Inhalte, die zu verschwinden scheinen, sichere ich allerdings mit
archive.is.Dazu hat ein Administrator des Wayback-Machine-Teams Folgendes gesagt.
https://news.ycombinator.com/item?id=24411324
We suggest/encourage people link to original URLs but ALSO (as opposed to instead of) provide Wayback Machine URLs so that if/when the original URLs go bad (link rot) the archive URL is available, or to give people a way to compare the content associated with a given URL over time (content drift)
Nach Möglichkeit sollte man also den „Link nicht durch die Wayback Machine ersetzen“, sondern „sowohl den Originallink als auch den Wayback-Machine-Link gemeinsam angeben“, damit der Archivlink verfügbar ist, falls das Original irgendwann nicht mehr funktioniert, oder damit man auch geänderte Inhalte miteinander vergleichen kann.
Es scheint einige Punkte zu geben, über die man nachdenken sollte. So würde überhaupt kein Traffic zum ursprünglichen Veröffentlicher fließen, und es gibt auch die Ansicht, dass man dafür ein gewisses Maß an Respekt zeigen sollte. Wenn eine Website gelöscht wurde oder sich der Pfad geändert hat und sie deshalb nicht mehr auffindbar ist, lässt sich das nicht vermeiden. Aber wenn der ursprüngliche Beitrag ganz normal noch existiert, von Anfang an auf einen solchen Link zu verweisen, wirkt auf mich nicht gerade respektvoll gegenüber dem Veröffentlicher. Andererseits wird einem dadurch noch einmal bewusst, dass es im Internet praktisch fast unmöglich ist, dass ein einmal veröffentlichter Text wirklich in Vergessenheit gerät.
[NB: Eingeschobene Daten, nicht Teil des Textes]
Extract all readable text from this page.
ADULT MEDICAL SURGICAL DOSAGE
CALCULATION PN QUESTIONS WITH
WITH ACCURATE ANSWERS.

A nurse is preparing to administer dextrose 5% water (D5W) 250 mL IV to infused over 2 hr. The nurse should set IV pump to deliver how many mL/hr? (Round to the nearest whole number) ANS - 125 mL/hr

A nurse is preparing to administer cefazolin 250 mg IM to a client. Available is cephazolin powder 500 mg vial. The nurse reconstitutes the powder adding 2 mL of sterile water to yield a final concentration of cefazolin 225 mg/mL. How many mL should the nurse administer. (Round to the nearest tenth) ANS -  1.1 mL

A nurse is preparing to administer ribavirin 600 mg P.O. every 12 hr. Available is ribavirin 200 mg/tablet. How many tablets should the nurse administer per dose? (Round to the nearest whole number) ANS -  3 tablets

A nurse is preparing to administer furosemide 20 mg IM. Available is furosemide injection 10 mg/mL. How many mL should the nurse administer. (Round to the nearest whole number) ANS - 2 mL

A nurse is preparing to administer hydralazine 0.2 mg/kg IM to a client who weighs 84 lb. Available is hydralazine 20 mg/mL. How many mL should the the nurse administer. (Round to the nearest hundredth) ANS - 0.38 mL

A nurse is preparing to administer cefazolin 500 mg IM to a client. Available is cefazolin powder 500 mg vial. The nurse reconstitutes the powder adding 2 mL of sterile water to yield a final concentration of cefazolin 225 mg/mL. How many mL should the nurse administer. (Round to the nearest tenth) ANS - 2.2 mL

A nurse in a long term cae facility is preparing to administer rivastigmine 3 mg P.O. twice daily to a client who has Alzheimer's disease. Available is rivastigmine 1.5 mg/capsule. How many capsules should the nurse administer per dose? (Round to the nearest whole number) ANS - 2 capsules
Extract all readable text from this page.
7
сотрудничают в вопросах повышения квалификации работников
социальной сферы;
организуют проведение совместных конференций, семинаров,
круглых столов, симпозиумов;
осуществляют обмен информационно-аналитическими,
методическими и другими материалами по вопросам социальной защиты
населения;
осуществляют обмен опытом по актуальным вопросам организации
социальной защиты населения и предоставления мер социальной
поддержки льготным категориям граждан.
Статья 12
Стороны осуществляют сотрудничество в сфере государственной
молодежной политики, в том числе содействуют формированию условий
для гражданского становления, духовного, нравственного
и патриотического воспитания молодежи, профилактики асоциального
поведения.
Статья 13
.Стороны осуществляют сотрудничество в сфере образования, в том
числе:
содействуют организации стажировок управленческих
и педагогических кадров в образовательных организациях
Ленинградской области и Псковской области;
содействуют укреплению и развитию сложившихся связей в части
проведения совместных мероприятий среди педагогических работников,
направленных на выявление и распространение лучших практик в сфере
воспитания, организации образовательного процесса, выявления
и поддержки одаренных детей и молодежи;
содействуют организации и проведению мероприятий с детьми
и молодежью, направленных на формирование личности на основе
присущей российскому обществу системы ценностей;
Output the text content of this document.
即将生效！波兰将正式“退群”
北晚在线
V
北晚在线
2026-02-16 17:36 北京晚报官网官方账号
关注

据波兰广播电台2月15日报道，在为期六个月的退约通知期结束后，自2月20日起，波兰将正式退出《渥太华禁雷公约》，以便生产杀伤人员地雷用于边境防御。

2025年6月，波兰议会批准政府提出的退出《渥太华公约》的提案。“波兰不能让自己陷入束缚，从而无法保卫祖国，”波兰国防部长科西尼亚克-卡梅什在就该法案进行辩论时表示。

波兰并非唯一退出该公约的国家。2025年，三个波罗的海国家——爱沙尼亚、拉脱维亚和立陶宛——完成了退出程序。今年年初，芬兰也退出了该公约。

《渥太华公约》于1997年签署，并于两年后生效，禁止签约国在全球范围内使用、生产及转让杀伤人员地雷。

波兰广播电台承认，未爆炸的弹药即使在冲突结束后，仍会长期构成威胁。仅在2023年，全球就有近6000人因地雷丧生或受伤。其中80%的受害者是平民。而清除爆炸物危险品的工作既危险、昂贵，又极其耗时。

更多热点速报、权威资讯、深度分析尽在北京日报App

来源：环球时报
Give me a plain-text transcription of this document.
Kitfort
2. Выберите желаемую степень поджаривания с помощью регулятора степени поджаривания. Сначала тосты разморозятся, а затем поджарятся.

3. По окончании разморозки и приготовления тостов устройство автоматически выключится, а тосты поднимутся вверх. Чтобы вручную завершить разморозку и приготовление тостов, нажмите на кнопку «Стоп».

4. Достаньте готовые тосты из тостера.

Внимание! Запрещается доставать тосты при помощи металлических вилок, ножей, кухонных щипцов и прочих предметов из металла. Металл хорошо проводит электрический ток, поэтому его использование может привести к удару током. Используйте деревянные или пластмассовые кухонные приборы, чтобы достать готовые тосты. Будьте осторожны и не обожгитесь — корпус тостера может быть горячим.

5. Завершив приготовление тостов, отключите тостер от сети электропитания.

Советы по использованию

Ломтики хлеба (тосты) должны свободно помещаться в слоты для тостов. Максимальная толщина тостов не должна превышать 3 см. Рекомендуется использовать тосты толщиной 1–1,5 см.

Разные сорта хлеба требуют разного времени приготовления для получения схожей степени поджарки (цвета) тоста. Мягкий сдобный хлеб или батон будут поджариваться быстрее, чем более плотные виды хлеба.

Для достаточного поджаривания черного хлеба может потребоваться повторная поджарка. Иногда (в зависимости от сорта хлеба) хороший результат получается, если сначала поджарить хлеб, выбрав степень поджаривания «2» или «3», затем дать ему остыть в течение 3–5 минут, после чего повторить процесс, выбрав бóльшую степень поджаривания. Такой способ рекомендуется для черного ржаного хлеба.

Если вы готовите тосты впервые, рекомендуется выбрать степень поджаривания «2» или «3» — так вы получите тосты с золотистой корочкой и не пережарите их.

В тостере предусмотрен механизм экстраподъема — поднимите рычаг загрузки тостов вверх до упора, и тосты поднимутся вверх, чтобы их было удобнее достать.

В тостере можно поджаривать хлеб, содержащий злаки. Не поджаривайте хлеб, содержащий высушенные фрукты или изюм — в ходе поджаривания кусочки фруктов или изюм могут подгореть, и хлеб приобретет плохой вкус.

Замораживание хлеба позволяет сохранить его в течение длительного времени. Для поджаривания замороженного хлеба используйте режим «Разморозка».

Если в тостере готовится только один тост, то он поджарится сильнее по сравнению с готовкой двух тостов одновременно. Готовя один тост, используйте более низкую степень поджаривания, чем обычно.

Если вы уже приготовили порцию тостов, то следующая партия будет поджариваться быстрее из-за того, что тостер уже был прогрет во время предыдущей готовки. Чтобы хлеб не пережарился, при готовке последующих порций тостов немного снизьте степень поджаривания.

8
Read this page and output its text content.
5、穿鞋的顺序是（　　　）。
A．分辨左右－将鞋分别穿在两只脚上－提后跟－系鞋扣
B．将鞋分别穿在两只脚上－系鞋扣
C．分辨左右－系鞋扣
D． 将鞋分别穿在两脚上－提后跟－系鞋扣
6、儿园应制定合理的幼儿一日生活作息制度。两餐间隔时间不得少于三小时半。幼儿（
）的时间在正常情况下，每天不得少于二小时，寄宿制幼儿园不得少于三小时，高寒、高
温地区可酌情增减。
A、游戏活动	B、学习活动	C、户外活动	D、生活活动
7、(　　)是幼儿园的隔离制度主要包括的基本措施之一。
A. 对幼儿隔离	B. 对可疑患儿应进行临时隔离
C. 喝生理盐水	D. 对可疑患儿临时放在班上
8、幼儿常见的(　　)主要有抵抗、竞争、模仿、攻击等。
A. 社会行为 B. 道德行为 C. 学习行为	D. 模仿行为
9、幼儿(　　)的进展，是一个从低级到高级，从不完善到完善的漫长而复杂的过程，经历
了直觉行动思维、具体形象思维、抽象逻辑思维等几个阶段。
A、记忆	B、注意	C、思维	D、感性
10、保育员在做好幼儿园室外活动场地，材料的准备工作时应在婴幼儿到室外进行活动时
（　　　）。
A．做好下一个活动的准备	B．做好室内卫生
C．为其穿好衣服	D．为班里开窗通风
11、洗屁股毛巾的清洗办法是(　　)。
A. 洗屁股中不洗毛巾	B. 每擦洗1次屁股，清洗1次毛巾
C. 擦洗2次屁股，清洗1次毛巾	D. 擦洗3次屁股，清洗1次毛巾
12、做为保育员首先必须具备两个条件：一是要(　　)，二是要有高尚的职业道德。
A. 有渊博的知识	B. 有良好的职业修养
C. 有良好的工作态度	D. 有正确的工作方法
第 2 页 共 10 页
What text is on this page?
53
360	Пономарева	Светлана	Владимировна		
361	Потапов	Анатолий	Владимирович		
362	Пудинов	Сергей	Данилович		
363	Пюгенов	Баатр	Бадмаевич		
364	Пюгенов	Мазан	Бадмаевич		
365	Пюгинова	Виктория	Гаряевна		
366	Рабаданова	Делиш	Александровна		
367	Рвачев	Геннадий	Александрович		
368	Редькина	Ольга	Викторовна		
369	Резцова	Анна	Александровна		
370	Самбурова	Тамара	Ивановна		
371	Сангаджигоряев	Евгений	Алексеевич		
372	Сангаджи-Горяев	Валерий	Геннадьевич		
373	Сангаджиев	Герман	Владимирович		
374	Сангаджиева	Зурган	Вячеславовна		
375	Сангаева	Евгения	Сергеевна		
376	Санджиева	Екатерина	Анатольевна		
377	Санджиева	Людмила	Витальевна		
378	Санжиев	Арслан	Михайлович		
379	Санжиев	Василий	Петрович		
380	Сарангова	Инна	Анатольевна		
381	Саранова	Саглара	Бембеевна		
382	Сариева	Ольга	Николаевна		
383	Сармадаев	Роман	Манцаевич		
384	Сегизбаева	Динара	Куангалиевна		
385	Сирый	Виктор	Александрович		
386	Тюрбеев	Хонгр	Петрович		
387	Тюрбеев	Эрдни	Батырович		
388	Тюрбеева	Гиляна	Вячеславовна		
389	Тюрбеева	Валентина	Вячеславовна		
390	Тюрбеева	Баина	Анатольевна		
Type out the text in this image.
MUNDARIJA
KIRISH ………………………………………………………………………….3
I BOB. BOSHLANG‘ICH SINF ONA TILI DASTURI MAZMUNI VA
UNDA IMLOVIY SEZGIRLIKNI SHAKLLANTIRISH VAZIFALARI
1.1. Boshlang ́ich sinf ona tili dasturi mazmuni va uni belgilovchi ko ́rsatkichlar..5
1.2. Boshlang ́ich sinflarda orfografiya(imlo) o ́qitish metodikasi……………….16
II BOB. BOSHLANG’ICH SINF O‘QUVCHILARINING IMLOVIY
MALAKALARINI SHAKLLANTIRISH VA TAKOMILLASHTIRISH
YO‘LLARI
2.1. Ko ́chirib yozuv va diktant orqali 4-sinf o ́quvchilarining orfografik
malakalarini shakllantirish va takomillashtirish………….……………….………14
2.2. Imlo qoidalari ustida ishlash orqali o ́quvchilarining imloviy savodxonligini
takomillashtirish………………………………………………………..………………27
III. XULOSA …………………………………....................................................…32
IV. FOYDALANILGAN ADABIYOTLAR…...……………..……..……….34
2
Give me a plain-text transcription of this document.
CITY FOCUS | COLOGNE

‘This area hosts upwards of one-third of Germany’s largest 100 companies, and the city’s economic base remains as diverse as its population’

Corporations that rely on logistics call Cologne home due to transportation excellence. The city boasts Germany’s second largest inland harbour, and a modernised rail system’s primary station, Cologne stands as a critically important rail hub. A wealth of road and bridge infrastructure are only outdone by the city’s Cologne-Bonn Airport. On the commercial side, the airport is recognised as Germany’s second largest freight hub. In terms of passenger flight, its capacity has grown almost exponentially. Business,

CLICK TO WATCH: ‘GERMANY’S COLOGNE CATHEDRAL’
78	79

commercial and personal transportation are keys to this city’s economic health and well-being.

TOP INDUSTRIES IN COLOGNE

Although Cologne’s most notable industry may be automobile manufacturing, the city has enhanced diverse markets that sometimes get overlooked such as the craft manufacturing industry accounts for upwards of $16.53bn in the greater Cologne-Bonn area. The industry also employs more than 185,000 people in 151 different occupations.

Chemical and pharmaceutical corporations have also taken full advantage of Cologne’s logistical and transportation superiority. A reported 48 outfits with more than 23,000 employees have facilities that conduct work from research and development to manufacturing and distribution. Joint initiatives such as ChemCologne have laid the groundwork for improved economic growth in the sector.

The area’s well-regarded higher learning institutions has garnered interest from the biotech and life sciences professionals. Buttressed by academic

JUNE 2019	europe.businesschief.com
Das ist beängstigend.
Ich schaue es mir einmal an und lege es dann sorgfältig in Pocket ab. Schade ist nur, dass es einige Websites gibt, bei denen das Clipping in Pocket nicht gut funktioniert.
Ich habe die Zusammenfassung des Haupttexts gelesen und mir gedacht: „Oh, ach so!“ Dann habe ich die Kommentare gelesen und bin noch einmal mit dem Gefühl gegangen: „Ah … ach so.“
Es wäre gut, wenn man zwei Links angeben könnte und bei fehlendem Zugriff auf das Original automatisch auf einen Fallback weitergeleitet würde.